ICD-10-CM Official Guidelines for Coding and Reporting FY 2017 Page 43 of 114
The same heart conditions (I50.-, I51.4-I51.9) with hypertension are coded separately if the provider has specifically documented a different cause. Sequence according to the circumstances of the admission/encounter
Hypertension, hypertensive (accelerated) (benign) (essential) (idiopathic) (malignant) (systemic) I10 - with
- - heart involvement (conditions in I51.4- I51.9 due to hypertension) -see Hypertension, heart
- - kidney involvement -see Hypertension, kidney
- heart (disease) (conditions in I51.4-I51.9 due to hypertension) I11.9
- - with
- - - heart failure (congestive) I11.0
- - - kidney disease (chronic) -see Hypertension, cardiorenal- - with
- - - heart failure (congestive) I11.0
- - - kidney disease (chronic) -see Hypertension, cardiorenal
This is a problem for me as well. I have a patient with a history of hypertension. Came in with acute systolic heart failure and has CKD. The patient is hypertensive. Do I query for hypertension as an active problem?? Then my acute systolic CHF can be my MCC. Not certain that seems correct?
My understanding is that if the patient comes in with acute chf or acute kidney injury when they have ESRD... ( htn hx) an I13___ code will be automatic and the acute specified chf or the ESRD will be the MCC.
For me the potential query opportunity would be, any time ACUTE __CHF, is present, look for the other two conditions. if they are there you should be in I13__ if not... is there evidence of those chronic conditions that are not diagnosed or not in the current record?
Often CKD 2 is not diagnosed, GFR 60-90. That GFR value should be not taken exclusively in an exacerbated state, but if evidence suggest that the GFR lives below 90 ( not all hospitals lab values specify values greater than 60- but if your's does, you can look at that), then it is reasonable to ask and get that chronic relevant condition in the chart. ... Same with HTN, I have had to look hard sometimes, and really it has just fallen out of their history but they are on lots of cardiac medications, have chf, and ckd... the likelihood they DON'T have HTN is pretty low.
I think it's a new area we will start hearing more and more opinions on. I'd definitely try to discuss it with your cdi and coding teams, if you have a confident, collaborative, supportive team you may find this a great query opportunity. As always if a consultant hasn't spelled it out and sold it to your facility, some people don't have confidence in their own clinical judgement, but it will evolve I'm sure.
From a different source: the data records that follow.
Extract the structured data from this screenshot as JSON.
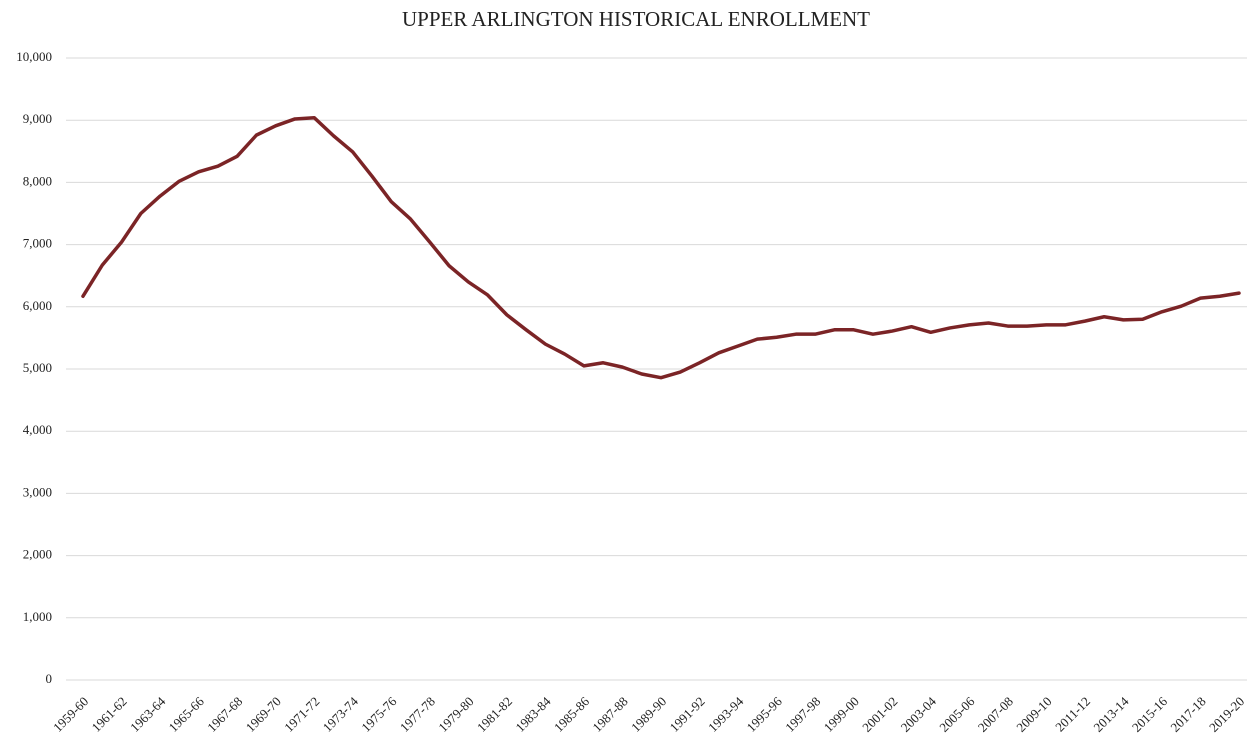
{
  "chart_data": {
    "type": "line",
    "title": "UPPER ARLINGTON HISTORICAL ENROLLMENT",
    "categories": [
      "1959-60",
      null,
      "1961-62",
      null,
      "1963-64",
      null,
      "1965-66",
      null,
      "1967-68",
      null,
      "1969-70",
      null,
      "1971-72",
      null,
      "1973-74",
      null,
      "1975-76",
      null,
      "1977-78",
      null,
      "1979-80",
      null,
      "1981-82",
      null,
      "1983-84",
      null,
      "1985-86",
      null,
      "1987-88",
      null,
      "1989-90",
      null,
      "1991-92",
      null,
      "1993-94",
      null,
      "1995-96",
      null,
      "1997-98",
      null,
      "1999-00",
      null,
      "2001-02",
      null,
      "2003-04",
      null,
      "2005-06",
      null,
      "2007-08",
      null,
      "2009-10",
      null,
      "2011-12",
      null,
      "2013-14",
      null,
      "2015-16",
      null,
      "2017-18",
      null,
      "2019-20"
    ],
    "series": [
      {
        "name": "Enrollment",
        "color": "#7b2426",
        "values": [
          6170,
          6670,
          7040,
          7500,
          7780,
          8020,
          8170,
          8260,
          8420,
          8760,
          8910,
          9020,
          9040,
          8750,
          8490,
          8100,
          7690,
          7410,
          7040,
          6660,
          6400,
          6190,
          5870,
          5630,
          5400,
          5240,
          5050,
          5100,
          5030,
          4920,
          4860,
          4950,
          5100,
          5260,
          5370,
          5480,
          5510,
          5560,
          5560,
          5630,
          5630,
          5560,
          5610,
          5680,
          5590,
          5660,
          5710,
          5740,
          5690,
          5690,
          5710,
          5710,
          5770,
          5840,
          5790,
          5800,
          5920,
          6010,
          6140,
          6170,
          6220
        ]
      }
    ],
    "ylim": [
      0,
      10000
    ],
    "yticks": [
      0,
      {
        "value": 1000,
        "label": "1,000"
      },
      {
        "value": 2000,
        "label": "2,000"
      },
      {
        "value": 3000,
        "label": "3,000"
      },
      {
        "value": 4000,
        "label": "4,000"
      },
      {
        "value": 5000,
        "label": "5,000"
      },
      {
        "value": 6000,
        "label": "6,000"
      },
      {
        "value": 7000,
        "label": "7,000"
      },
      {
        "value": 8000,
        "label": "8,000"
      },
      {
        "value": 9000,
        "label": "9,000"
      },
      {
        "value": 10000,
        "label": "10,000"
      }
    ],
    "grid": true
  }
}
Thanks annnd2009 for the input. I wasn't certain how to handle the hypertension. I am looking at this as opportunity as well.
I hope they publish their advice on this. I was going to submit the same question but searched this forum and saw that you had submitted already.
Cathy Seluke
Many are questioning the intent of these guidelines given they represent quite a departure from previous advice and published Guidelines. However, for now at least, the relationship is 'assumed'.
Paul Evans
Cathy
Hi, Cathy - I am 'lost' in the thread, and don't see it.
Do you wan to call me? 415.412.9421
Paul
Although controversial, the Guidelines now assume a certain linkage between HTN, CKD AND CHF. Further, if the MD also links the hypertension to the CHF, the combination codes are used. Have you searched this site for articles and guidance for this topic as I recall various members have offered very helpful advice w/ citations.